Due to the overlapping mutation profiles of these disorders, bone marrow morphology is considered a crucial criterion for accurate diagnosis in the recently published 2016 WHO guidelines. The current treatment strategies for PV and ET are aimed to prevent thrombosis and ease symptoms by means of phlebotomy or aspirin therapy (Landolfi et al. 2004; Marchioloi et al. 2013). Cytoreductive therapy with hydroxyurea or interferon-alpha is used as first line treatment for high-risk patients, while second line treatment for refractory patients includes the use of JAK inhibitors (Geyer et al. 2014). For patients with PMF, stem cell transplant and JAK2 inhibitors are available treatment options (Bose et al. 2017).

Several JAK inhibitors such as ruxolitinib, fedratinib, momelotinib, and pacritinib have undergone clinical trials in MPNs.
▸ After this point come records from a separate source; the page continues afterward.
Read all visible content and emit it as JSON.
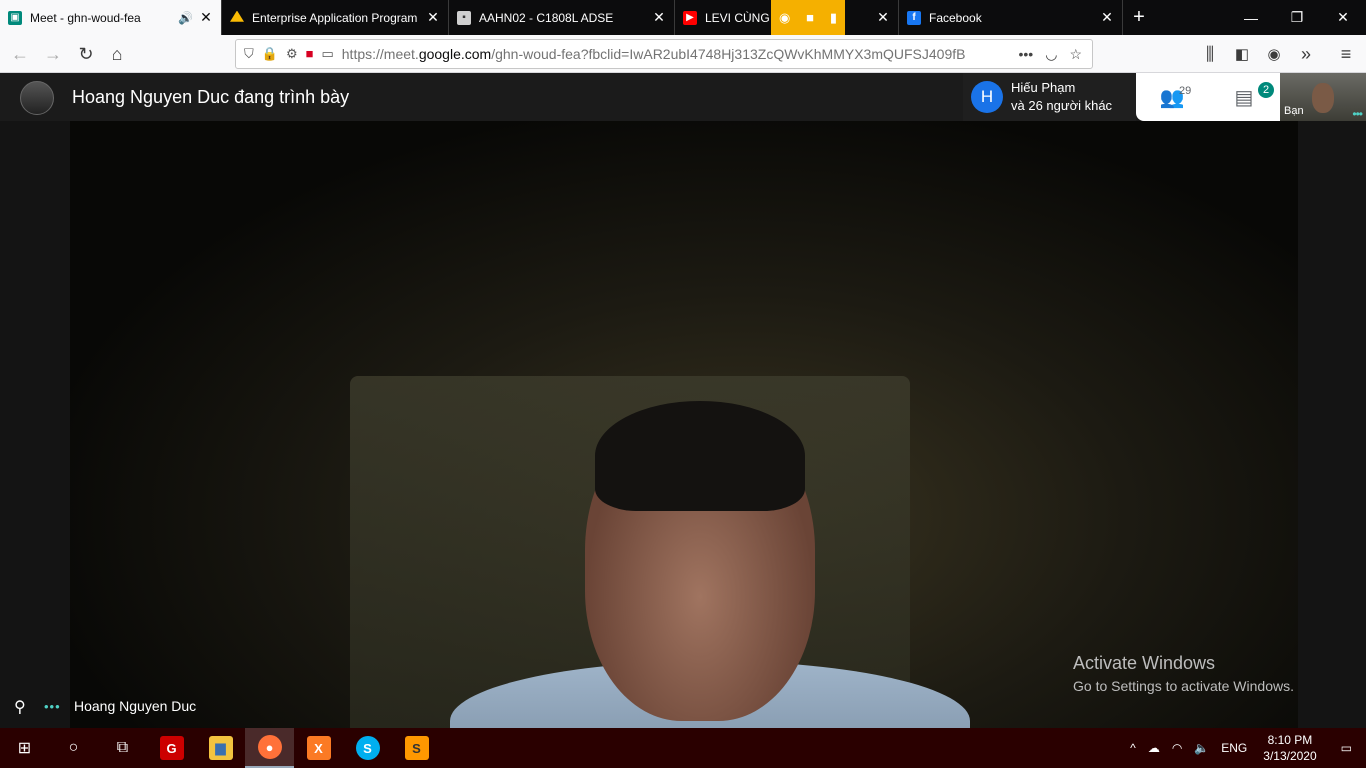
{
  "tabs": [
    {
      "title": "Meet - ghn-woud-fea",
      "icon": "meet-icon",
      "color": "#00897b",
      "audio": "🔊",
      "active": true
    },
    {
      "title": "Enterprise Application Program",
      "icon": "drive-icon",
      "color": "#fbbc04",
      "active": false
    },
    {
      "title": "AAHN02 - C1808L ADSE",
      "icon": "classroom-icon",
      "color": "#cfcfcf",
      "active": false
    },
    {
      "title": "LEVI CÙNG D... NHA",
      "icon": "youtube-icon",
      "color": "#ff0000",
      "active": false
    },
    {
      "title": "Facebook",
      "icon": "facebook-icon",
      "color": "#1877f2",
      "active": false
    }
  ],
  "new_tab_label": "+",
  "window_controls": {
    "minimize": "—",
    "restore": "❐",
    "close": "✕"
  },
  "url": {
    "prefix": "https://meet.",
    "domain": "google.com",
    "rest": "/ghn-woud-fea?fbclid=IwAR2ubI4748Hj313ZcQWvKhMMYX3mQUFSJ409fB"
  },
  "meet": {
    "presenting_title": "Hoang Nguyen Duc đang trình bày",
    "participant_initial": "H",
    "participant_name": "Hiếu Phạm",
    "participant_others": "và 26 người khác",
    "people_count": "29",
    "chat_badge": "2",
    "self_label": "Bạn",
    "speaker_name": "Hoang Nguyen Duc"
  },
  "activate": {
    "title": "Activate Windows",
    "subtitle": "Go to Settings to activate Windows."
  },
  "taskbar": {
    "apps": [
      {
        "name": "garena-icon",
        "color": "#cc0000",
        "glyph": "G"
      },
      {
        "name": "file-explorer-icon",
        "color": "#f3c33f",
        "glyph": "▆"
      },
      {
        "name": "firefox-icon",
        "color": "#ff7139",
        "glyph": "●",
        "active": true
      },
      {
        "name": "xampp-icon",
        "color": "#fb7a24",
        "glyph": "X"
      },
      {
        "name": "skype-icon",
        "color": "#00aff0",
        "glyph": "S"
      },
      {
        "name": "sublime-icon",
        "color": "#ff9800",
        "glyph": "S"
      }
    ],
    "lang": "ENG",
    "time": "8:10 PM",
    "date": "3/13/2020"
  }
}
Ruxolitinib is approved for the treatment of intermediate-risk and high-risk PMF (Cervantes et al. 2013; Verstovsek et al. 2012a), post-polycythemia vera myelofibrosis, post-essential thrombocythemia myelofibrosis, and hydroxyurea-resistant PV (FDA 2017; Verstovsek et al. 2014). Clinical trials testing pacritinib (Jain et al. 2016; Komrokji et al. 2015) and fedratinib (Pardanani et al. 2015) were placed on hold and terminated early, respectively, due to fatal side effects. Momelotinib failed to improve disease associated symptom as compared to ruxolitinib in phase III trials (Mesa et al. 2017).